Leadership 101: Building the Perfect Team
Did you know, according to data from The Harvard Business Review, the time spent by leaders and employees in collaborative activities has ballooned by 50% or more over the last twenty years, and almost three-fourths of an employee’s day at most companies is spent communicating with colleagues?
That is a lot of time working with others!
There are numerous reasons for this rise in teamwork and collaboration but I think it is common understanding that for many tasks, working in teams encourages faster innovation and better problem solving.
Just this week, a team I am a part of read and discussed an article on Google’s Quest to Build the Perfect Team. In 2012, the tech behemoth launched a venture called Project Aristotle, which gathered data by analyzing many studies and actually observing the way people interacted in a group.
For years Google had believed that by putting the best subject matter experts in a room would result in the best team. What their in-depth study and all the data revealed did not support that theory.
Turns out, the key to successful groups isn’t in the personalities or skills of the individual team’s members at all, but comes from the team’s “group norms.”

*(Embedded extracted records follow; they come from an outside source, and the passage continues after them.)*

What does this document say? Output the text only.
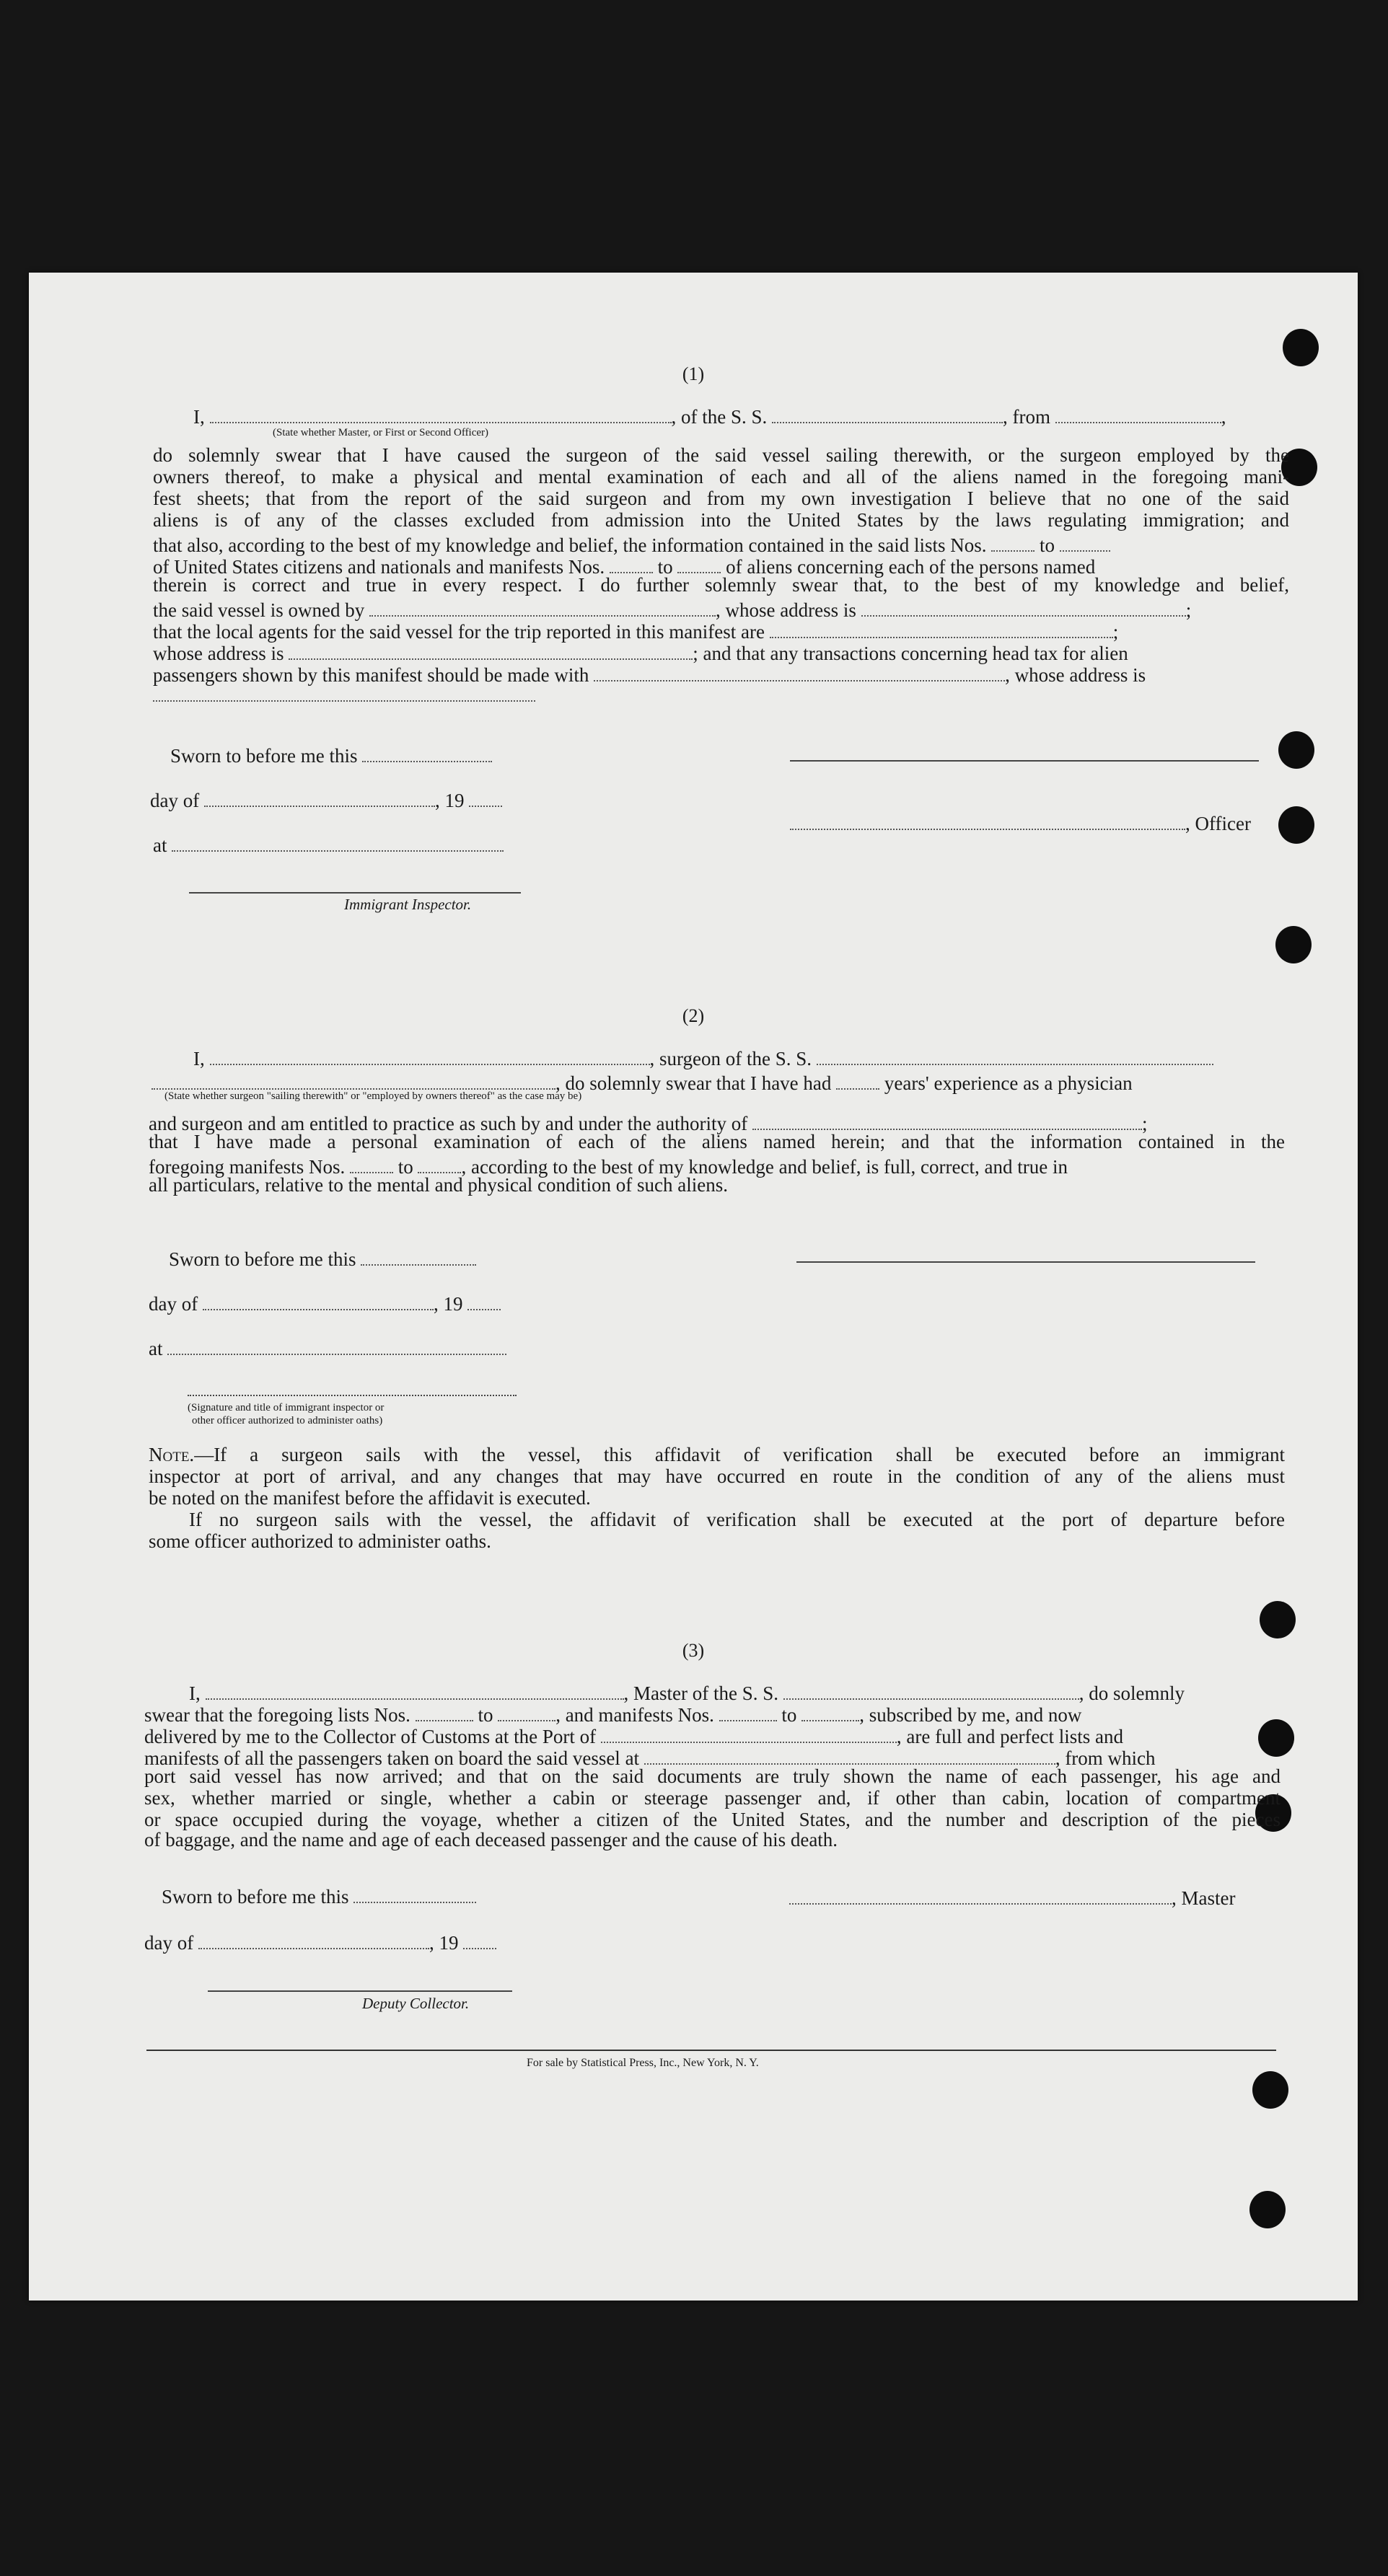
(1)
I,	, of the S. S.	, from	,
(State whether Master, or First or Second Officer)
do solemnly swear that I have caused the surgeon of the said vessel sailing therewith, or the surgeon employed by the
owners thereof, to make a physical and mental examination of each and all of the aliens named in the foregoing mani-
fest sheets; that from the report of the said surgeon and from my own investigation I believe that no one of the said
aliens is of any of the classes excluded from admission into the United States by the laws regulating immigration; and
that also, according to the best of my knowledge and belief, the information contained in the said lists Nos.	to
of United States citizens and nationals and manifests Nos.	to	of aliens concerning each of the persons named
therein is correct and true in every respect. I do further solemnly swear that, to the best of my knowledge and belief,
the said vessel is owned by	, whose address is	;
that the local agents for the said vessel for the trip reported in this manifest are	;
whose address is	; and that any transactions concerning head tax for alien
passengers shown by this manifest should be made with	, whose address is
Sworn to before me this
day of	, 19
, Officer
at
Immigrant Inspector.
(2)
I,	, surgeon of the S. S.
, do solemnly swear that I have had	years' experience as a physician
(State whether surgeon "sailing therewith" or "employed by owners thereof" as the case may be)
and surgeon and am entitled to practice as such by and under the authority of	;
that I have made a personal examination of each of the aliens named herein; and that the information contained in the
foregoing manifests Nos.	to , according to the best of my knowledge and belief, is full, correct, and true in
all particulars, relative to the mental and physical condition of such aliens.
Sworn to before me this
day of	, 19
at
(Signature and title of immigrant inspector or
other officer authorized to administer oaths)
Note.—If a surgeon sails with the vessel, this affidavit of verification shall be executed before an immigrant
inspector at port of arrival, and any changes that may have occurred en route in the condition of any of the aliens must
be noted on the manifest before the affidavit is executed.
If no surgeon sails with the vessel, the affidavit of verification shall be executed at the port of departure before
some officer authorized to administer oaths.
(3)
I,	, Master of the S. S.	, do solemnly
swear that the foregoing lists Nos.	to	, and manifests Nos.	to	, subscribed by me, and now
delivered by me to the Collector of Customs at the Port of	, are full and perfect lists and
manifests of all the passengers taken on board the said vessel at	, from which
port said vessel has now arrived; and that on the said documents are truly shown the name of each passenger, his age and
sex, whether married or single, whether a cabin or steerage passenger and, if other than cabin, location of compartment
or space occupied during the voyage, whether a citizen of the United States, and the number and description of the pieces
of baggage, and the name and age of each deceased passenger and the cause of his death.
Sworn to before me this	, Master
day of	, 19
Deputy Collector.
For sale by Statistical Press, Inc., New York, N. Y.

So what are “group norms?”
Group norms are the traditions, behavioral standards and unwritten rules that govern how we function when we gather. Norms can be unspoken or openly acknowledged, but their influence is often profound.
Based upon the study, here are a few examples of group norms categorized by healthy or dysfunctional teams:
Common group norms for dysfunctional teams were:
– You must prove yourself. One is not necessarily a part of the team to accomplish a task or complete a project but to further their standing within the organization.
– Competition among peers. Because I must prove myself, my success and recognition is more important than the goal of the group.
– Zero tolerance for mistakes. Very few risks are taken therefore the new or good ideas can only come from the top.
– No outside social interaction. Simply put, team members do not enjoy each other’s company.
Group norms of the successful groups were:
– Vision focused. The accomplishment of the mission and vision trump individual performance. If one succeeds we all succeed.
– No competition or judging. An atmosphere of “safety” is present…where ideas can be shared and discussed without the fear of intimidation. Everyone has a voice in the discussion regardless of title or role.
– They have fun!
– They cared for each other.
So what does all this mean for the leader? Easy answer: If group norms are the key to successful team building, guess who can directly influence, change, and set those group norms? You!
As a leader, ask yourself (better yet – your team members) the following questions:
– What are the group norms of our current team?
– Do my actions and example support or hinder a healthy team?
Who knows, maybe you’ll build the perfect team!